Heath takes over from new NRL Assistant Coach Paul Stringer in the lead role of the Intrust Super Premiership NSW side, having been his assistant last year. While he’s a fresh face for fans, he’s now been at Concord for 12 months and brings with him some valuable experience.
“The three years prior to (arriving at the Tigers) I was a head coach for Manly ’20s,” Heath explains. “It ended up that in 2015 we were in the Grand Final.
“Ultimately, I brought some experience from another club which was good. I came into a Wests Tigers culture which I’ve learned a bit from but I think I’ve been able to add something to that at the level I’ve coached.”
Continuing on the success that Stringer enjoyed last year will be no easy feat, but Heath will have talent at his disposal to give the competition a shake-up again this season.
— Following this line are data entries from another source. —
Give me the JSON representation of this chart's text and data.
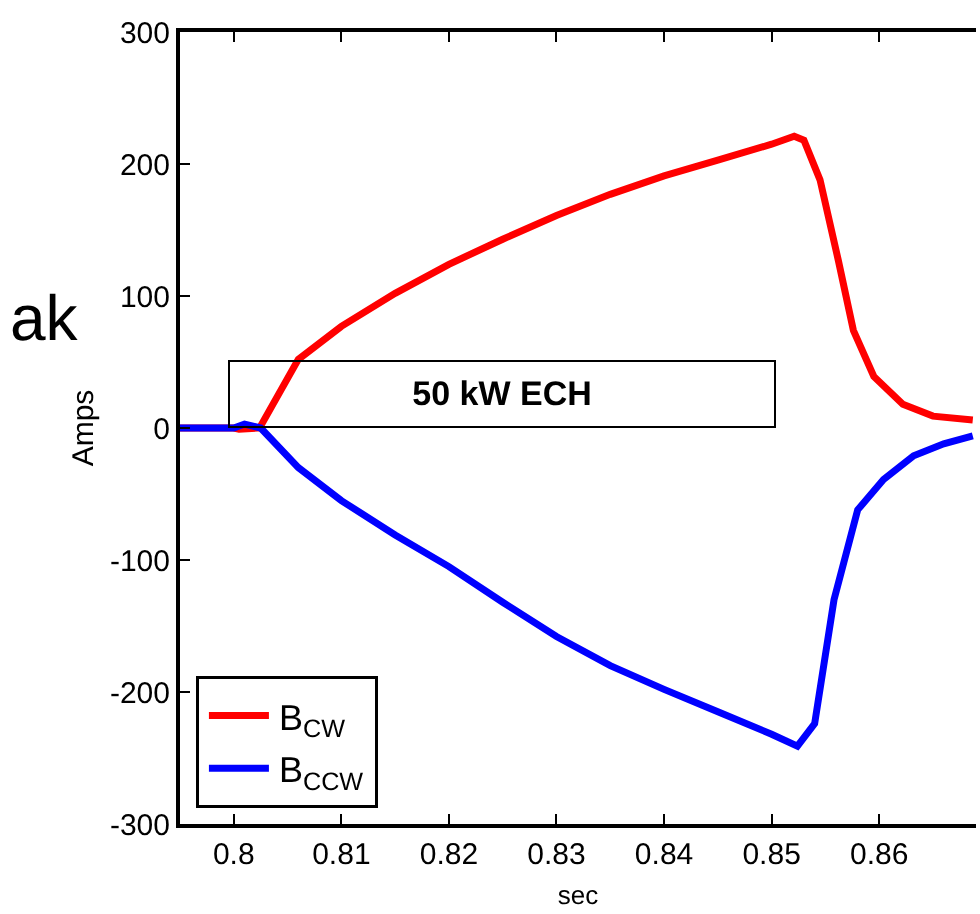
{
  "chart_data": {
    "type": "line",
    "xlabel": "sec",
    "ylabel": "Amps",
    "xlim": [
      0.795,
      0.869
    ],
    "xticks": [
      0.8,
      0.81,
      0.82,
      0.83,
      0.84,
      0.85,
      0.86
    ],
    "ylim": [
      -300,
      300
    ],
    "yticks": [
      -300,
      -200,
      -100,
      0,
      100,
      200,
      300
    ],
    "legend": "bottom left",
    "marker": "none",
    "line_style": "solid",
    "annotations": [
      "50 kW ECH",
      "ak"
    ],
    "series": [
      {
        "name": "B$_{CW}$",
        "color": "#ff0000",
        "x": [
          0.795,
          0.8,
          0.8005,
          0.8024,
          0.806,
          0.81,
          0.815,
          0.82,
          0.825,
          0.83,
          0.835,
          0.84,
          0.845,
          0.85,
          0.8521,
          0.853,
          0.8545,
          0.8562,
          0.8576,
          0.8595,
          0.8622,
          0.865,
          0.8687
        ],
        "values": [
          0,
          0,
          -1,
          0,
          52,
          77,
          102,
          124,
          143,
          161,
          177,
          191,
          203,
          215,
          221,
          218,
          188,
          127,
          74,
          39,
          18,
          9,
          6
        ]
      },
      {
        "name": "B$_{CCW}$",
        "color": "#0000ff",
        "x": [
          0.795,
          0.8,
          0.801,
          0.8025,
          0.806,
          0.81,
          0.815,
          0.82,
          0.825,
          0.83,
          0.835,
          0.84,
          0.845,
          0.85,
          0.8524,
          0.854,
          0.8558,
          0.858,
          0.8604,
          0.8632,
          0.866,
          0.8687
        ],
        "values": [
          0,
          0,
          3,
          0,
          -30,
          -55,
          -81,
          -105,
          -132,
          -158,
          -180,
          -198,
          -215,
          -232,
          -241,
          -224,
          -130,
          -62,
          -39,
          -21,
          -12,
          -6
        ]
      }
    ]
  }
}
The Tigers welcome the likes of Matt McIlwrick (Newtown Jets), Ash Nisbet (Cronulla Sharks), Darcy Cox (Manly Sea Eagles) and major signing Jamal Idris in 2017, but their departures list appears to be far more significant. Josh Addo-Carr (Melbourne Storm), Josh Drinkwater (Leigh Centurions), Manaia Cherrington (Newtown Jets), Tyler Cassel (Blacktown Workers Sea Eagles), Jesse Parahi (rugby sevens) and Rod Griffin (Canterbury-Bankstown Bulldogs) are just some of the common names lost for the Tigers this year. How the crop of graduating Holden Cup stars can fit in to the new competition will be telling in the form of the team, which will be evident in the early rounds.
Given the exodus of some of their regulars, it’s hard to see the Tigers finishing in the top three again this year – although that’s a result that few would have predicted in 2016, either. With David Heath to take the reins and work with some young identified talent, we’ll tentatively place the Tigers in the bottom half of the top eight this year.